İddianamede, teknik şartnamenin iki sanık tarafından hazırlandığını gösteren belgeler, işin alım sürecine dair yapılması gereken kontrollerin ne denli titizlikle gerçekleştirilmesi gerektiğini vurgulamaktadır. Önemli bir tespit olarak, işin alımı ile ilgili süreçlerin eksik bilgi ve belgelerle dolu olduğu, bu durumun da ileride yaşanacak sorunların habercisi olduğunu ortaya koymaktadır. Ayrıca, firmanın faaliyet alanının, doğrudan temine uygun olmamasına rağmen, bu alanda teklif verir hale gelmesi, hizmet alımlarında yeterlilik şartlarının nasıl ihlal edildiği konusunda düşündürücü bir durum yaratmaktadır.

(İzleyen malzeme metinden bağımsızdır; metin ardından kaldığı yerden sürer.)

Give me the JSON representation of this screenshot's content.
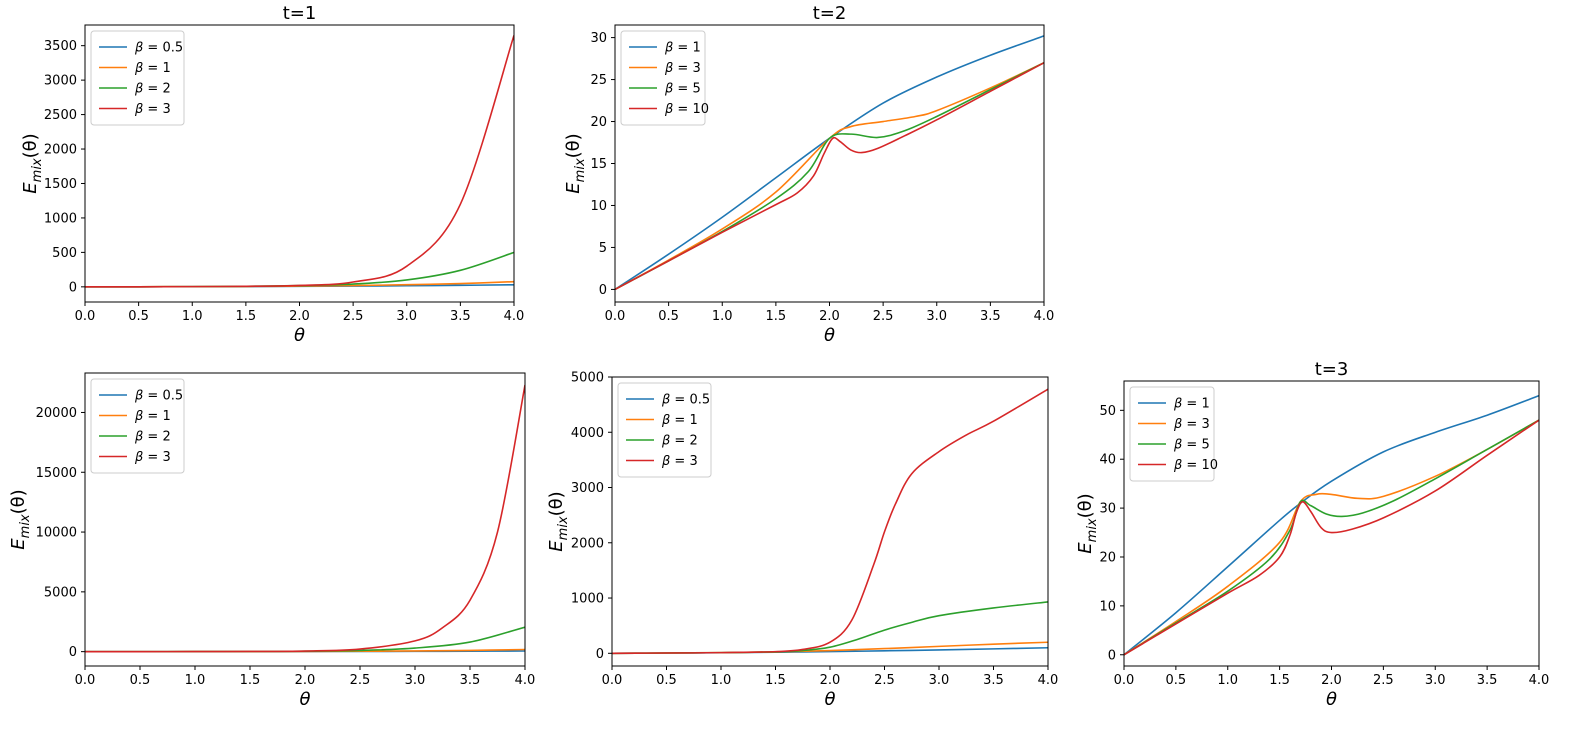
{
  "figure": {
    "description_free": true
  },
  "chart_data": [
    {
      "id": "p1",
      "type": "line",
      "title": "t=1",
      "xlabel": "θ",
      "ylabel_base": "E",
      "ylabel_sub": "mix",
      "ylabel_arg": "(θ)",
      "xlim": [
        0,
        4
      ],
      "ylim": [
        -220,
        3800
      ],
      "xticks": [
        0,
        0.5,
        1,
        1.5,
        2,
        2.5,
        3,
        3.5,
        4
      ],
      "yticks": [
        0,
        500,
        1000,
        1500,
        2000,
        2500,
        3000,
        3500
      ],
      "legend_position": "top-left",
      "legend_symbol": "β",
      "series": [
        {
          "name": "β = 0.5",
          "beta": "0.5",
          "color": "#1f77b4",
          "x": [
            0,
            0.5,
            1,
            1.5,
            2,
            2.5,
            3,
            3.5,
            4
          ],
          "y": [
            0,
            1,
            2,
            4,
            7,
            11,
            16,
            22,
            30
          ]
        },
        {
          "name": "β = 1",
          "beta": "1",
          "color": "#ff7f0e",
          "x": [
            0,
            0.5,
            1,
            1.5,
            2,
            2.5,
            3,
            3.5,
            4
          ],
          "y": [
            0,
            1,
            3,
            6,
            11,
            19,
            31,
            48,
            75
          ]
        },
        {
          "name": "β = 2",
          "beta": "2",
          "color": "#2ca02c",
          "x": [
            0,
            0.5,
            1,
            1.5,
            2,
            2.5,
            3,
            3.5,
            4
          ],
          "y": [
            0,
            1,
            3,
            8,
            18,
            40,
            100,
            240,
            500
          ]
        },
        {
          "name": "β = 3",
          "beta": "3",
          "color": "#d62728",
          "x": [
            0,
            0.5,
            1,
            1.5,
            2,
            2.5,
            3,
            3.5,
            4
          ],
          "y": [
            0,
            1,
            3,
            8,
            20,
            70,
            300,
            1200,
            3650
          ]
        }
      ]
    },
    {
      "id": "p2",
      "type": "line",
      "title": "t=2",
      "xlabel": "θ",
      "ylabel_base": "E",
      "ylabel_sub": "mix",
      "ylabel_arg": "(θ)",
      "xlim": [
        0,
        4
      ],
      "ylim": [
        -1.5,
        31.5
      ],
      "xticks": [
        0,
        0.5,
        1,
        1.5,
        2,
        2.5,
        3,
        3.5,
        4
      ],
      "yticks": [
        0,
        5,
        10,
        15,
        20,
        25,
        30
      ],
      "legend_position": "top-left",
      "legend_symbol": "β",
      "series": [
        {
          "name": "β = 1",
          "beta": "1",
          "color": "#1f77b4",
          "x": [
            0,
            0.5,
            1,
            1.5,
            2,
            2.5,
            3,
            3.5,
            4
          ],
          "y": [
            0,
            4.2,
            8.6,
            13.3,
            18,
            22.2,
            25.3,
            27.9,
            30.2
          ]
        },
        {
          "name": "β = 3",
          "beta": "3",
          "color": "#ff7f0e",
          "x": [
            0,
            0.5,
            1,
            1.5,
            2,
            2.2,
            2.5,
            2.8,
            3,
            3.5,
            4
          ],
          "y": [
            0,
            3.5,
            7.2,
            11.6,
            18,
            19.4,
            20,
            20.6,
            21.3,
            24,
            27
          ]
        },
        {
          "name": "β = 5",
          "beta": "5",
          "color": "#2ca02c",
          "x": [
            0,
            0.5,
            1,
            1.5,
            1.8,
            2,
            2.2,
            2.45,
            2.7,
            3,
            3.5,
            4
          ],
          "y": [
            0,
            3.4,
            6.9,
            10.8,
            14,
            18,
            18.5,
            18.1,
            18.9,
            20.6,
            23.8,
            27
          ]
        },
        {
          "name": "β = 10",
          "beta": "10",
          "color": "#d62728",
          "x": [
            0,
            0.5,
            1,
            1.5,
            1.7,
            1.85,
            1.95,
            2.03,
            2.1,
            2.2,
            2.3,
            2.45,
            2.7,
            3,
            3.5,
            4
          ],
          "y": [
            0,
            3.4,
            6.8,
            10.1,
            11.5,
            13.5,
            16.2,
            18,
            17.6,
            16.6,
            16.3,
            16.8,
            18.3,
            20.2,
            23.6,
            27
          ]
        }
      ]
    },
    {
      "id": "p3",
      "type": "line",
      "title": "",
      "xlabel": "θ",
      "ylabel_base": "E",
      "ylabel_sub": "mix",
      "ylabel_arg": "(θ)",
      "xlim": [
        0,
        4
      ],
      "ylim": [
        -1200,
        23300
      ],
      "xticks": [
        0,
        0.5,
        1,
        1.5,
        2,
        2.5,
        3,
        3.5,
        4
      ],
      "yticks": [
        0,
        5000,
        10000,
        15000,
        20000
      ],
      "legend_position": "top-left",
      "legend_symbol": "β",
      "series": [
        {
          "name": "β = 0.5",
          "beta": "0.5",
          "color": "#1f77b4",
          "x": [
            0,
            0.5,
            1,
            1.5,
            2,
            2.5,
            3,
            3.5,
            4
          ],
          "y": [
            0,
            1,
            3,
            6,
            10,
            16,
            25,
            37,
            55
          ]
        },
        {
          "name": "β = 1",
          "beta": "1",
          "color": "#ff7f0e",
          "x": [
            0,
            0.5,
            1,
            1.5,
            2,
            2.5,
            3,
            3.5,
            4
          ],
          "y": [
            0,
            1,
            4,
            9,
            18,
            33,
            60,
            105,
            180
          ]
        },
        {
          "name": "β = 2",
          "beta": "2",
          "color": "#2ca02c",
          "x": [
            0,
            0.5,
            1,
            1.5,
            2,
            2.5,
            3,
            3.5,
            4
          ],
          "y": [
            0,
            1,
            4,
            12,
            35,
            100,
            300,
            800,
            2050
          ]
        },
        {
          "name": "β = 3",
          "beta": "3",
          "color": "#d62728",
          "x": [
            0,
            0.5,
            1,
            1.5,
            2,
            2.5,
            3,
            3.25,
            3.5,
            3.75,
            4
          ],
          "y": [
            0,
            1,
            4,
            14,
            50,
            220,
            900,
            2000,
            4300,
            10000,
            22300
          ]
        }
      ]
    },
    {
      "id": "p4",
      "type": "line",
      "title": "",
      "xlabel": "θ",
      "ylabel_base": "E",
      "ylabel_sub": "mix",
      "ylabel_arg": "(θ)",
      "xlim": [
        0,
        4
      ],
      "ylim": [
        -230,
        5000
      ],
      "xticks": [
        0,
        0.5,
        1,
        1.5,
        2,
        2.5,
        3,
        3.5,
        4
      ],
      "yticks": [
        0,
        1000,
        2000,
        3000,
        4000,
        5000
      ],
      "legend_position": "top-left",
      "legend_symbol": "β",
      "series": [
        {
          "name": "β = 0.5",
          "beta": "0.5",
          "color": "#1f77b4",
          "x": [
            0,
            0.5,
            1,
            1.5,
            2,
            2.5,
            3,
            3.5,
            4
          ],
          "y": [
            0,
            5,
            10,
            20,
            30,
            45,
            60,
            80,
            100
          ]
        },
        {
          "name": "β = 1",
          "beta": "1",
          "color": "#ff7f0e",
          "x": [
            0,
            0.5,
            1,
            1.5,
            2,
            2.5,
            3,
            3.5,
            4
          ],
          "y": [
            0,
            5,
            12,
            25,
            50,
            85,
            125,
            165,
            200
          ]
        },
        {
          "name": "β = 2",
          "beta": "2",
          "color": "#2ca02c",
          "x": [
            0,
            0.5,
            1,
            1.5,
            1.75,
            2,
            2.25,
            2.5,
            2.75,
            3,
            3.5,
            4
          ],
          "y": [
            0,
            5,
            12,
            25,
            50,
            110,
            250,
            420,
            560,
            680,
            820,
            930
          ]
        },
        {
          "name": "β = 3",
          "beta": "3",
          "color": "#d62728",
          "x": [
            0,
            0.5,
            1,
            1.5,
            1.75,
            2,
            2.2,
            2.4,
            2.5,
            2.6,
            2.75,
            3,
            3.25,
            3.5,
            4
          ],
          "y": [
            0,
            5,
            12,
            30,
            70,
            200,
            600,
            1600,
            2200,
            2700,
            3250,
            3650,
            3950,
            4200,
            4780
          ]
        }
      ]
    },
    {
      "id": "p5",
      "type": "line",
      "title": "t=3",
      "xlabel": "θ",
      "ylabel_base": "E",
      "ylabel_sub": "mix",
      "ylabel_arg": "(θ)",
      "xlim": [
        0,
        4
      ],
      "ylim": [
        -2.3,
        56
      ],
      "xticks": [
        0,
        0.5,
        1,
        1.5,
        2,
        2.5,
        3,
        3.5,
        4
      ],
      "yticks": [
        0,
        10,
        20,
        30,
        40,
        50
      ],
      "legend_position": "top-left",
      "legend_symbol": "β",
      "series": [
        {
          "name": "β = 1",
          "beta": "1",
          "color": "#1f77b4",
          "x": [
            0,
            0.5,
            1,
            1.5,
            1.7,
            2,
            2.5,
            3,
            3.5,
            4
          ],
          "y": [
            0,
            8.6,
            18,
            27.5,
            31,
            35.5,
            41.5,
            45.5,
            49,
            53
          ]
        },
        {
          "name": "β = 3",
          "beta": "3",
          "color": "#ff7f0e",
          "x": [
            0,
            0.5,
            1,
            1.5,
            1.7,
            1.85,
            2,
            2.25,
            2.5,
            3,
            3.5,
            4
          ],
          "y": [
            0,
            6.8,
            14,
            23,
            31.3,
            32.8,
            32.8,
            32,
            32.4,
            36.5,
            42,
            48
          ]
        },
        {
          "name": "β = 5",
          "beta": "5",
          "color": "#2ca02c",
          "x": [
            0,
            0.5,
            1,
            1.4,
            1.6,
            1.7,
            1.8,
            1.95,
            2.1,
            2.3,
            2.6,
            3,
            3.5,
            4
          ],
          "y": [
            0,
            6.5,
            13,
            19.5,
            25.5,
            31.3,
            30.5,
            28.8,
            28.3,
            29,
            31.5,
            36,
            42,
            48
          ]
        },
        {
          "name": "β = 10",
          "beta": "10",
          "color": "#d62728",
          "x": [
            0,
            0.5,
            1,
            1.3,
            1.5,
            1.6,
            1.66,
            1.72,
            1.8,
            1.9,
            2,
            2.2,
            2.5,
            3,
            3.5,
            4
          ],
          "y": [
            0,
            6.3,
            12.6,
            16.2,
            20,
            24.5,
            29,
            31.3,
            29.3,
            26,
            25,
            25.7,
            28,
            33.5,
            40.8,
            48
          ]
        }
      ]
    }
  ]
}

Davanın bir diğer boyutu da, sanıkların yargılandığı iddialardaki ceza talepleridir. Burada, Beşiktaş Belediye Başkan Yardımcısı Alican Abacı ve diğer sanıkların üzerine atılı suçlamalar, kamu kaynaklarının yönetiminde dikkat edilmesi gereken etik kuralların önemini bir kez daha gözler önüne sermektedir. Belediyecilik hizmetlerinde şeffaflık ve hesap verebilirliğin esas olması gerektiği, bu tür davalarla birlikte tekrar gündeme gelmektedir. Sadece Beşiktaş değil, tüm Türkiye’deki belediyelerin hizmet alımlarında yaşanan şüpheler, kamu bu hizmetlerin düzgün yürütülüp yürütülmediğine dair sorgulamalar yaratmaktadır.
Sonuç olarak, beşikten beri devam eden bu yargılama süreci, Türkiye’deki kamu yönetimi ve ihale uygulamaları açısından önemli bir dönüm noktası olabilir. Sanıkların yargılanması, sadece bireysel bir çerçevede değil, aynı zamanda kamu kurumlarının işleyişine dair farkındalık oluşturmak üzere de değerlendirilmektedir. Yargılamanın ilerleyen süreçlerinde ortaya çıkacak her türlü gelişmenin, Türkiye’de kamu yönetiminde daha sağlam ve adil bir temelin atılmasına katkıda bulunması umuduyla, toplumda adaletin yanındaki duruşumuzu göstermek adına büyük önem taşımaktadır.